After the funeral he'd walked past the kitchen and seen her crying. She was taking those papers she'd hidden in her saddlebags and throwing them into the fire. Later that day when the obligatory posse had been arranged, with himself leading, of course, he'd been so happy to see her come stomping into the Captain's quarters, demanding to be included in the ride. It wasn't until much later that he'd learned the truth.

His breathing now shallow, he asked her for water but she acted like she hadn't heard him. Her expression never changed and she kept sitting on that chair. He watched her for a minute, not sure if she were real or apparition, until she shifted slightly and the chair creaked. He let out a ragged sigh of relief and again asked for water.

He'd been a good man. He'd watched out for her all along the ride and he was proud of that. With their small band chasing imaginary hoof prints across the plains, it wasn't easy to keep up the lie. Maybe Emmet was this way? Maybe Jack's murderer went this way? One by one the soldiers in their band left for other callings, but she stayed with him, the same determined look on her face. He'd tried playing jokes with her, but she never laughed like she had with Jack, she only ever looked nauseous. In any other man, it would have withered and died, but not with Bill.

When the chill of fall had come, they camped in an abandoned line shack. The last remaining soldier that rode with them fell for a squaw and ran off before the first snow fell. It was at this time when Bill heard the news. She had burned all of those papers at the fort, but not before sending copies back to that St. Louis lawyer. She had hidden them in a Bible and even though the lawyer was long gone, his clerk had liked the looks of the Good Book and found the papers when he opened it. The young man had made quite a name for himself in publishing the scandal and when the news reached their humble outpost, he'd seen a flicker of laughter cross her eyes, just for a moment, but the moment was enough.

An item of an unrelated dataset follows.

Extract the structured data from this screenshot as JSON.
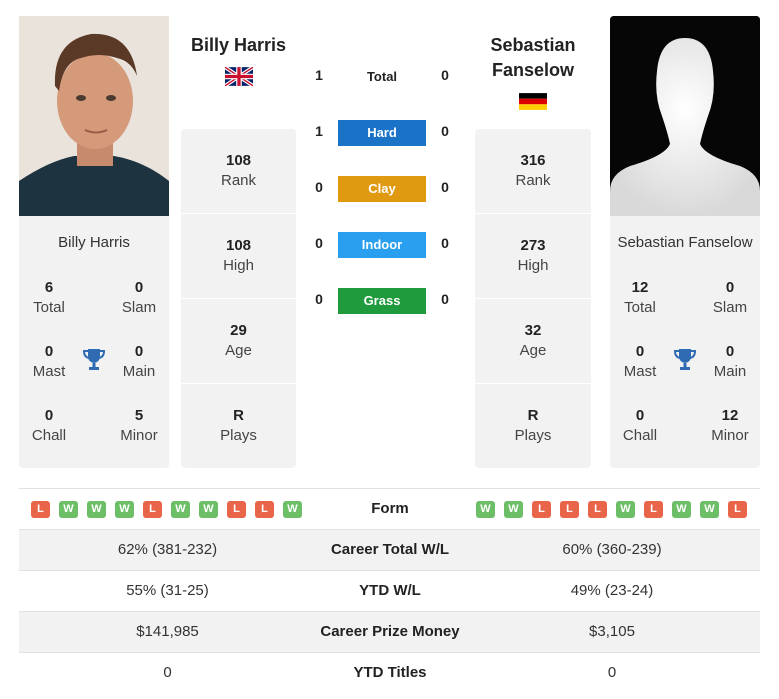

He'd only forced himself on her the once, and he regretted it immediately. That was the last time she'd ever spoken to him. They passed the winter in silence and it wasn't until the early spring when he came back from hunting and found her shoveling bloody straw into a hole that he knew she'd been with child. The foul-smelling tea in the pot by the fire told him everything he needed to know. He knew it was most likely a gift from that Kiowa squaw who skulked around by the river when Katherine did the washing up. It made him furious to think that she'd confide in anyone besides him, after everything he'd done for her, and made up his mind to take care of that squaw once and for all.

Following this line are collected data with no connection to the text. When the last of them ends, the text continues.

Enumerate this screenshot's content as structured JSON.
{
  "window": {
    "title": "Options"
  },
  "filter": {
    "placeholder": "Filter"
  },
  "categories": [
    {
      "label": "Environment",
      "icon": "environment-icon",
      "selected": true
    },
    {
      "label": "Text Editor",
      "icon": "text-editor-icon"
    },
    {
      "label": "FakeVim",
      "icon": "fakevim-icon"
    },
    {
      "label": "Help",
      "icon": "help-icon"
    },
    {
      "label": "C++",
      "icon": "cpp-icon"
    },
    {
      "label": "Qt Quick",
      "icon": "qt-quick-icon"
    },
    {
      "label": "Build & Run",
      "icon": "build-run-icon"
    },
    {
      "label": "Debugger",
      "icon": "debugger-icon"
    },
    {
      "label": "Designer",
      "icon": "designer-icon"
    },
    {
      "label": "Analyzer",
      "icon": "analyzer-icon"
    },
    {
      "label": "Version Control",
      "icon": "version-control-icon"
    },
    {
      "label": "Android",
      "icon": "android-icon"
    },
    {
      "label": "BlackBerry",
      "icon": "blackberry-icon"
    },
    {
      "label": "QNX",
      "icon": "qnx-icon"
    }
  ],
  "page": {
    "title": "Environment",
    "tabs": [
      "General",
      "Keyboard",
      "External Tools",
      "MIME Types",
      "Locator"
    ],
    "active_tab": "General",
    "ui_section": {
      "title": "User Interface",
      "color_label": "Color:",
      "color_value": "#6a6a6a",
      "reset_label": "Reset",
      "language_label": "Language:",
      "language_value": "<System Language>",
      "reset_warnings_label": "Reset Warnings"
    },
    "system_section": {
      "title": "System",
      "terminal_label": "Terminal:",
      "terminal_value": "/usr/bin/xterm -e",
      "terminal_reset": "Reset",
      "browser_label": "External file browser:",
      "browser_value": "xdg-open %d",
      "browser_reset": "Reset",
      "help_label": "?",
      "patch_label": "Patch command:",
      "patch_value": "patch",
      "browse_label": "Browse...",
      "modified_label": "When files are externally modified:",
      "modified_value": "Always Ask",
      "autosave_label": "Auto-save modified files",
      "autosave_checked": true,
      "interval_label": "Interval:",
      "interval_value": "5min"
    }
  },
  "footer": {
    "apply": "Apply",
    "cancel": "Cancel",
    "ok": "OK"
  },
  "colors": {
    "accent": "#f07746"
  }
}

That evening when he'd lain down to sleep was when he felt the pains again. They had plagued him slightly throughout his hunting trip but he'd blamed them on bad grub and rough riding. His stomach turned and he fought the urge to vomit. That had been 2 days ago. Now he lay, blue-lipped and weakened, on a straw tick that was sodden with his own vomit and stool. She hadn't made any move to help him, even when his legs cramped so badly that he screamed and bolted upright in bed. She just sat and watched him.

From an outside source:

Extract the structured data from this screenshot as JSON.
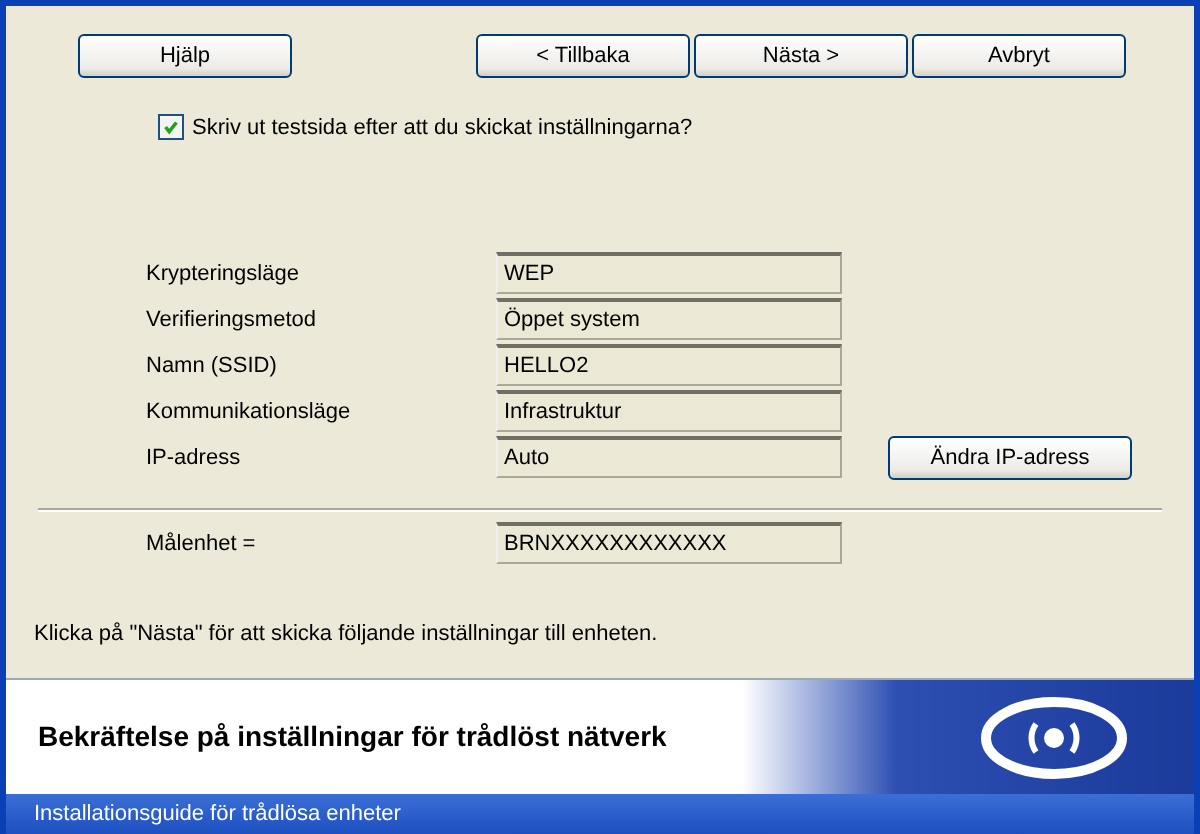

The morning sun had finally cleared the window when his eyes glazed over. His breath began to rattle in his chest before she moved from her chair by the door. She dragged in some sage branches from the pile outside and threw them haphazardly toward the fire. When the spring sap bubbled and sparked she simply stood back and let the blaze consume the cabin. She wasn't there to see his last breath but it was enough to know that it had been taken.